In questo studio sono state create colture cellulari di cellule polmonari e renali infette da coronavirus. Dopo che questa coltura cellulare è stata esposta per 2 ore a una concentrazione di CBD non tossica per l’uomo, si è scoperto che la riproduzione dei virus in questa coltura è stata drasticamente inibita. Il tasso di riproduzione virale è stato misurato mediante il valore EC50, un parametro che indica la concentrazione alla quale le proteine sono rilevabili nella coltura cellulare, indicative di una moltiplicazione. Il valore EC50 è sceso a un massimo di 2,1 µM, il che significa che circa due cellule su un milione contenevano ancora il virus.
Questo valore era così sorprendentemente basso che l’esperimento è stato ripetuto. Questa volta, tuttavia, non con CBD estratto dalla canapa, per escludere possibili interazioni con contaminanti, ma con CBD prodotto esclusivamente per sintesi chimica. Anche in questo caso, i valori EC50 erano in un intervallo comparabile.
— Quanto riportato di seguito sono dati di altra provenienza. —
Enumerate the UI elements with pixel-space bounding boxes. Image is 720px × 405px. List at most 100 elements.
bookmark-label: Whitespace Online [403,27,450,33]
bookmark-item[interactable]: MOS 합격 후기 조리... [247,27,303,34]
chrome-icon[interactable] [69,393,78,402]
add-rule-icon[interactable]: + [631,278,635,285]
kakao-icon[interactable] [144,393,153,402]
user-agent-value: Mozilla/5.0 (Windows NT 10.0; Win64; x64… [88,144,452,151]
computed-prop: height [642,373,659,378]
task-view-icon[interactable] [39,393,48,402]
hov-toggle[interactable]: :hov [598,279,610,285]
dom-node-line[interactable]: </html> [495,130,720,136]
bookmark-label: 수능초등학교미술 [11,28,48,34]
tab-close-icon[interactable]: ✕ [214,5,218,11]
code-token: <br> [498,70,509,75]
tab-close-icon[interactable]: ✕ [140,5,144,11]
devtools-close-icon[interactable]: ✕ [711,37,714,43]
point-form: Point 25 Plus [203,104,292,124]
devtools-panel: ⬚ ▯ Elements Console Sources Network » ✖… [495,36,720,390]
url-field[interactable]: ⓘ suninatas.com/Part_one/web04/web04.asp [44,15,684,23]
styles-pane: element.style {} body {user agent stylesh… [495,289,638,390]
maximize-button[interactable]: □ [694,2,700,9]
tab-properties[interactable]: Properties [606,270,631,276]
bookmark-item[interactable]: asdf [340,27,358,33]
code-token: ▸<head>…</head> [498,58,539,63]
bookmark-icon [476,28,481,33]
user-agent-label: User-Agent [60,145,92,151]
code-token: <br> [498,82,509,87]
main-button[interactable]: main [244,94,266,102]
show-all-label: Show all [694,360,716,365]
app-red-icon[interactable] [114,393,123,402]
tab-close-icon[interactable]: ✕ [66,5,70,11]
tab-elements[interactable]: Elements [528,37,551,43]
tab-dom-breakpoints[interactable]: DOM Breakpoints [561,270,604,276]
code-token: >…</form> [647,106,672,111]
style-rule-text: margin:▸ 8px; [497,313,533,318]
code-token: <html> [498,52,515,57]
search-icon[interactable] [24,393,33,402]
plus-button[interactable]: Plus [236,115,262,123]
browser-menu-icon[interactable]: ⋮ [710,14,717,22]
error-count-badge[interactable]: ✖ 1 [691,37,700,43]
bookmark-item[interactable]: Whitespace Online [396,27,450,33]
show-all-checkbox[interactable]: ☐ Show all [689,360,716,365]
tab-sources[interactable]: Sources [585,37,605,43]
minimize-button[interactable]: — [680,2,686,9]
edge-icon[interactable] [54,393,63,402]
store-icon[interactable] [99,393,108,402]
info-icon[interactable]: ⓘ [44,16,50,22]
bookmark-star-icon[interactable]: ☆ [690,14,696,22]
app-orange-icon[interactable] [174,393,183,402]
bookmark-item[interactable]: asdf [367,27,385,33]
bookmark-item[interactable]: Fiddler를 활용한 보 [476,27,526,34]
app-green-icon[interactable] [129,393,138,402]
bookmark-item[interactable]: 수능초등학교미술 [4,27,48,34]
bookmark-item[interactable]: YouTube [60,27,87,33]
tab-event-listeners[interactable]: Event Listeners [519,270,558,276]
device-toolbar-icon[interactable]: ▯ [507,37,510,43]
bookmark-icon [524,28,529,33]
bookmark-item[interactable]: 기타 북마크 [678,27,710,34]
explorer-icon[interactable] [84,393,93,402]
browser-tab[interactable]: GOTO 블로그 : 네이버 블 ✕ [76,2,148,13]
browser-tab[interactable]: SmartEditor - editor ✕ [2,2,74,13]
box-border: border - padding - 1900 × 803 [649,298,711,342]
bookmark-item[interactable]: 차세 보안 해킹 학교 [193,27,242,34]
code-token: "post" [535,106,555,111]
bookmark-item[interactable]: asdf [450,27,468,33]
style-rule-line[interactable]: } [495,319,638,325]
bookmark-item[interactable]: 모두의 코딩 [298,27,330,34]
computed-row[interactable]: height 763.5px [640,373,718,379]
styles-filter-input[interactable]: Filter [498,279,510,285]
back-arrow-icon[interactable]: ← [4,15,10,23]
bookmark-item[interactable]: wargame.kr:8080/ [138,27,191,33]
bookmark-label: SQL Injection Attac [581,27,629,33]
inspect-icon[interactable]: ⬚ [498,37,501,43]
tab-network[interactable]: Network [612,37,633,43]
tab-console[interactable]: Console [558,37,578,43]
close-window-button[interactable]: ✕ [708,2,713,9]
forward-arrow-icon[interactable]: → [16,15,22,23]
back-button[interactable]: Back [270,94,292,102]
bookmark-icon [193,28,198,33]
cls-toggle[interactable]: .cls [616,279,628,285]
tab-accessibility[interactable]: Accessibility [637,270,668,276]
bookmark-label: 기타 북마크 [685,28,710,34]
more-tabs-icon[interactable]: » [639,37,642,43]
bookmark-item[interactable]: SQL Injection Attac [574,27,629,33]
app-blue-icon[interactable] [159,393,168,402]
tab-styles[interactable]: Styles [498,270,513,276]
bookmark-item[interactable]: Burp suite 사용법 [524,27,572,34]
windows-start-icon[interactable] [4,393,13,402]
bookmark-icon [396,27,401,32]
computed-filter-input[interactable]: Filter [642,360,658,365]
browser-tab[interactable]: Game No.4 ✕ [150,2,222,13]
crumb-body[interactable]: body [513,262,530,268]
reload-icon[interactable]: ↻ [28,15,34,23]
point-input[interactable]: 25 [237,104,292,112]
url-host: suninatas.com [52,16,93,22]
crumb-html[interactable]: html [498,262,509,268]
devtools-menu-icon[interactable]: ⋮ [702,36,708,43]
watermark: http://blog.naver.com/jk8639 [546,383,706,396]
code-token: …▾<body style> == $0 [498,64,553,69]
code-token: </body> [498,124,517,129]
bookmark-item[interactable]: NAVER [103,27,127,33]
Inoltre, si è osservato che il CBD è anche notevolmente efficace contro un tipo specifico di virus dell’epatite, l’MHV. Poiché questo virus ha una struttura completamente diversa dai coronavirus, il CBD sembra caratterizzarsi come un agente antivirale con uno spettro d’azione ampio.
Sorprendente è stata la scoperta che la proprietà antivirale del CBD diminuisce drasticamente non appena il CBD viene mescolato con altri cannabinoidi, come accade nella canapa naturale. Molti effetti si potenziano a causa della composizione totale di cannabinoidi e terpeni presenti nella canapa, ma l’effetto antivirale del CBD è più pronunciato quando il CBD viene utilizzato solo in forma isolata.
Ancora nessuno studio clinico sull’uomo
Anche se gli studi di cui sopra suonano molto promettenti, è importante notare che questi sono stati condotti in colture cellulari, non su pazienti volontari. Nel corpo umano, fattori che non si verificano in una coltura cellulare possono influenzare i risultati. Tuttavia, è ancora una volta sorprendente il fatto che una pianta, denigrata per decenni, contenga principi attivi che dimostrano chiaramente efficacia contro i virus.